Jean-Jacques Travers à l’Espace Mompezat, en 2015

« Il me fut des instants au goût d’éternité… »

La seule Vérité n’est que celle du cœur :
Que ceux qui me liront l’accueillent en mémoire…

Avec tout ceux qui l’ont connu, je suis très attristé pour la nouvelle cruelle de la disparition de Jean-Jacques Travers. Il nous laisse ses poèmes et l’histoire d’un personnage sage et hardi qui a voulu mesurer la vie sur ses seules forces et sur ses limites aussi, sans pourtant se dérober, même dans sa vie de poète et d’artiste de la vie, aux lourdes « règles du jeu ». Nous retrouvons dans ses poèmes les réflexions profondes et universelles d’un véritable poète qui a su garder intact son esprit sincère, « incapable » de vieillir : il n’a pas parlé que pour lui-même, il a parlé de nous tous et pour nous tous !
Et pourtant l’homme souriant et généreux de mystères nous quitte à jamais et cela est bien difficile à accepter… Le chagrin pour la disparition de Jean-Jacques Travers est indicible, car il aimait la vie et savait transmettre aux autres cet amour à chaque soupir, à chaque geste. Il avait évidemment beaucoup souffert, traversant une vie qui ne lui avait pas épargné les contrariétés : « Mais qui saura jamais ce que vraiment je fus ? / Le temps m’effacera comme une ombre insipide… » Cependant, il avait aussi connu « des instants au goût d’éternité »…
En relisant ses poèmes après sa mort, j’ai l’impression d’y découvrir quelque chose de nouveau, de surnaturel et d’intime à la fois. Comme si ces poésies de Travers avaient « traversé » elles aussi cette ligne invisible entre la vie et la mort devenant de but en blanc plus légères et coulantes encore. Car si l’essence de la poésie est la vie, la vie même coincide, pour Jean-Jacques Travers, avec l’amour : l’amour qu’on donne et celui qu’on reçoit, tandis que les instants de joie extrême, de folie ou de chagrin le plus intense se vérifient quand deux amoureux s’aiment réciproquement, jusqu’au bout, ou alors quand chacun de nous se sent pleinement accepté et reconnu par les autres : « Tout n’est qu’INSTANT… Et toi, dis, Tu m’oublieras ? »
Avec le thème constant de la séparation, imminente ou déjà endurée, entre le poète et les autres, entre la vie et la mort, dans sa poésie Jean Jacques Travers cultive aussi, en le privilégiant, le réflexe paradoxale, ô combien réel, de cette même séparation ou incompréhension : est-ce que je suis conscient de « la vie qui vit » en moi-même ? se demande-t-il tout en déclarant son « absence », son « étrangeté » : « ADIEU ma Vie /…/ Moi, ma folie/ N’était pas la tienne… » Car il y a un gouffre impossible à combler entre « la vie que nous avons vécue » et « la vie que nous étions » : « N’aurais-je jamais su m’y prendre avec ma vie ? »

Giovanni Merloni

002_JJ Travers - prix 180

Jean-Jacques Travers reçoit le Prix Manoir à l’Espace Mompezat, en 2004

Fin dernière

Que dira-t-on de moi quand je ne serai plus ?
Peut-être quelques mots… ressassés ou candides…
Mais qui saura jamais ce que vraiment je fus ?
Le temps m’effacera comme une ombre insipide…

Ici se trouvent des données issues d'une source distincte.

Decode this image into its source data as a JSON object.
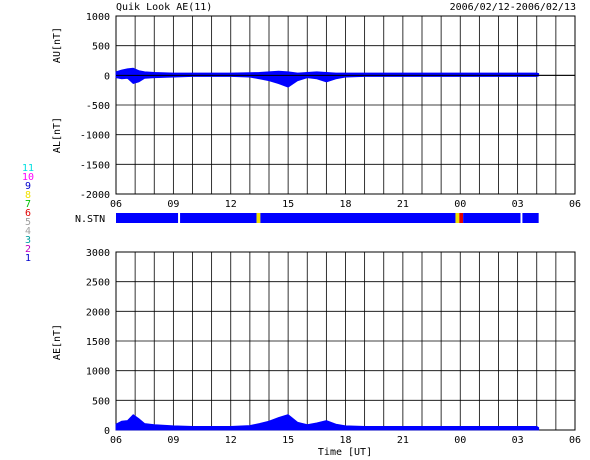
{
  "header": {
    "title": "Quik Look AE(11)",
    "date_range": "2006/02/12-2006/02/13"
  },
  "station_legend": {
    "items": [
      {
        "label": "11",
        "color": "#00e0e0"
      },
      {
        "label": "10",
        "color": "#ff00ff"
      },
      {
        "label": "9",
        "color": "#0000cc"
      },
      {
        "label": "8",
        "color": "#f0e000"
      },
      {
        "label": "7",
        "color": "#00c000"
      },
      {
        "label": "6",
        "color": "#e00000"
      },
      {
        "label": "5",
        "color": "#a0a0a0"
      },
      {
        "label": "4",
        "color": "#a0a0a0"
      },
      {
        "label": "3",
        "color": "#00a0a0"
      },
      {
        "label": "2",
        "color": "#c000c0"
      },
      {
        "label": "1",
        "color": "#0000cc"
      }
    ]
  },
  "nstn_label": "N.STN",
  "x_axis": {
    "ticks": [
      "06",
      "09",
      "12",
      "15",
      "18",
      "21",
      "00",
      "03",
      "06"
    ],
    "label": "Time [UT]"
  },
  "chart_data": [
    {
      "type": "area",
      "panel": "AU/AL",
      "ylabel_upper": "AU[nT]",
      "ylabel_lower": "AL[nT]",
      "ylim": [
        -2000,
        1000
      ],
      "yticks": [
        1000,
        500,
        0,
        -500,
        -1000,
        -1500,
        -2000
      ],
      "xlim": [
        6,
        30
      ],
      "data_end_hour": 28.1,
      "grid": true,
      "fill_color": "#0000ff",
      "au": {
        "x": [
          6.0,
          6.3,
          6.6,
          6.9,
          7.2,
          7.5,
          8.0,
          9.0,
          10.0,
          11.0,
          12.0,
          13.0,
          13.5,
          14.0,
          14.5,
          15.0,
          15.5,
          16.0,
          16.5,
          17.0,
          17.5,
          18.0,
          19.0,
          20.0,
          21.0,
          22.0,
          23.0,
          24.0,
          25.0,
          26.0,
          27.0,
          28.0,
          28.1
        ],
        "y": [
          60,
          90,
          110,
          120,
          80,
          60,
          50,
          40,
          40,
          40,
          40,
          45,
          50,
          60,
          70,
          60,
          40,
          50,
          60,
          50,
          40,
          40,
          40,
          40,
          40,
          40,
          40,
          40,
          40,
          40,
          40,
          40,
          30
        ]
      },
      "al": {
        "x": [
          6.0,
          6.3,
          6.6,
          6.9,
          7.2,
          7.5,
          8.0,
          9.0,
          10.0,
          11.0,
          12.0,
          13.0,
          13.5,
          14.0,
          14.5,
          15.0,
          15.5,
          16.0,
          16.5,
          17.0,
          17.5,
          18.0,
          19.0,
          20.0,
          21.0,
          22.0,
          23.0,
          24.0,
          25.0,
          26.0,
          27.0,
          28.0,
          28.1
        ],
        "y": [
          -40,
          -60,
          -50,
          -140,
          -110,
          -50,
          -40,
          -30,
          -20,
          -20,
          -20,
          -30,
          -60,
          -90,
          -140,
          -200,
          -90,
          -40,
          -60,
          -110,
          -60,
          -30,
          -20,
          -20,
          -20,
          -20,
          -20,
          -20,
          -20,
          -20,
          -20,
          -20,
          -10
        ]
      }
    },
    {
      "type": "bar",
      "panel": "N.STN",
      "xlim": [
        6,
        30
      ],
      "segments": [
        {
          "start": 6.0,
          "end": 9.25,
          "color": "#0000ff"
        },
        {
          "start": 9.25,
          "end": 9.35,
          "color": "#ffffff"
        },
        {
          "start": 9.35,
          "end": 13.35,
          "color": "#0000ff"
        },
        {
          "start": 13.35,
          "end": 13.55,
          "color": "#f0e000"
        },
        {
          "start": 13.55,
          "end": 23.75,
          "color": "#0000ff"
        },
        {
          "start": 23.75,
          "end": 23.95,
          "color": "#f0e000"
        },
        {
          "start": 23.95,
          "end": 24.15,
          "color": "#e00000"
        },
        {
          "start": 24.15,
          "end": 27.15,
          "color": "#0000ff"
        },
        {
          "start": 27.15,
          "end": 27.25,
          "color": "#ffffff"
        },
        {
          "start": 27.25,
          "end": 28.1,
          "color": "#0000ff"
        }
      ]
    },
    {
      "type": "area",
      "panel": "AE",
      "ylabel": "AE[nT]",
      "ylim": [
        0,
        3000
      ],
      "yticks": [
        3000,
        2500,
        2000,
        1500,
        1000,
        500,
        0
      ],
      "xlim": [
        6,
        30
      ],
      "data_end_hour": 28.1,
      "grid": true,
      "fill_color": "#0000ff",
      "x": [
        6.0,
        6.3,
        6.6,
        6.9,
        7.2,
        7.5,
        8.0,
        9.0,
        10.0,
        11.0,
        12.0,
        13.0,
        13.5,
        14.0,
        14.5,
        15.0,
        15.5,
        16.0,
        16.5,
        17.0,
        17.5,
        18.0,
        19.0,
        20.0,
        21.0,
        22.0,
        23.0,
        24.0,
        25.0,
        26.0,
        27.0,
        28.0,
        28.1
      ],
      "y": [
        100,
        150,
        160,
        260,
        190,
        110,
        90,
        70,
        60,
        60,
        60,
        75,
        110,
        150,
        210,
        260,
        130,
        90,
        120,
        160,
        100,
        70,
        60,
        60,
        60,
        60,
        60,
        60,
        60,
        60,
        60,
        60,
        40
      ]
    }
  ]
}
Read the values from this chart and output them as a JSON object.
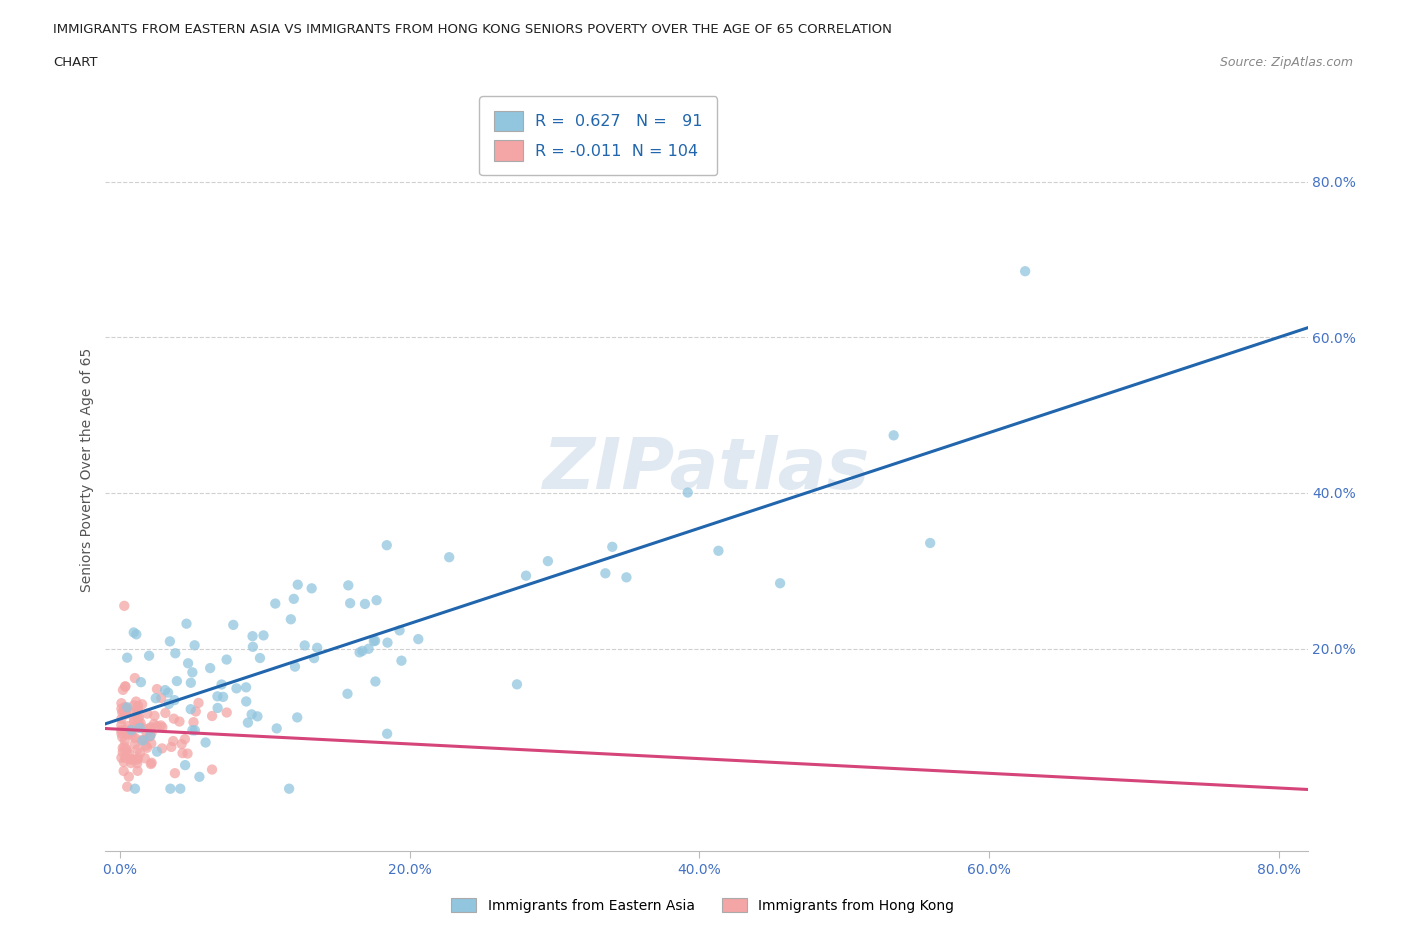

Je n’ai que trop pleuré sur les secrets d’enfance,
Sur mes jours et mes nuits d’autrefois confondus,
Balafrés d’incertain au long de mes errances
Et de remords murés de frissons souvenus…

Il n’est plus d’avenir pour les contes de fées :
Ces vieux mots que j’écris, ces mots que Tu liras,
Ne sont que les échos d’antiques mélopées…
Tout n’est qu’INSTANT… Et toi, dis, Tu m’oublieras ?

In Manus tuas

Chaque jour je me quitte,
Plus ou moins,
Selon l’essor de mes ferveurs…

SEIGNEUR,
Donne à chacun
Un cœur
Pour son Destin…

Nihil obstat

ADIEU ma Vie,
Que tu t’en viennes,
Que tu t’en ailles,
Moi, ma folie
N’était pas la tienne.

A DIEU la Vie
Vaille que vaille…

Phrase finale

Le flux montant du soir sur la plage déserte
Me chuchote en secret que rien ne s’éternise,
Qu’est tous mes jours d’antan, frileusement inertes,
S’estomperont, pâlis, dans le Temps qui s’enlise…

Tant de bonheur fiévreux jusqu’à la défaillance !
Tant d’étreintes de feu sous des vents de folies !
Je ne suis plus qu’oubli si lisse et sans alliance :
N’aurais-je jamais su m’y prendre avec ma vie ?…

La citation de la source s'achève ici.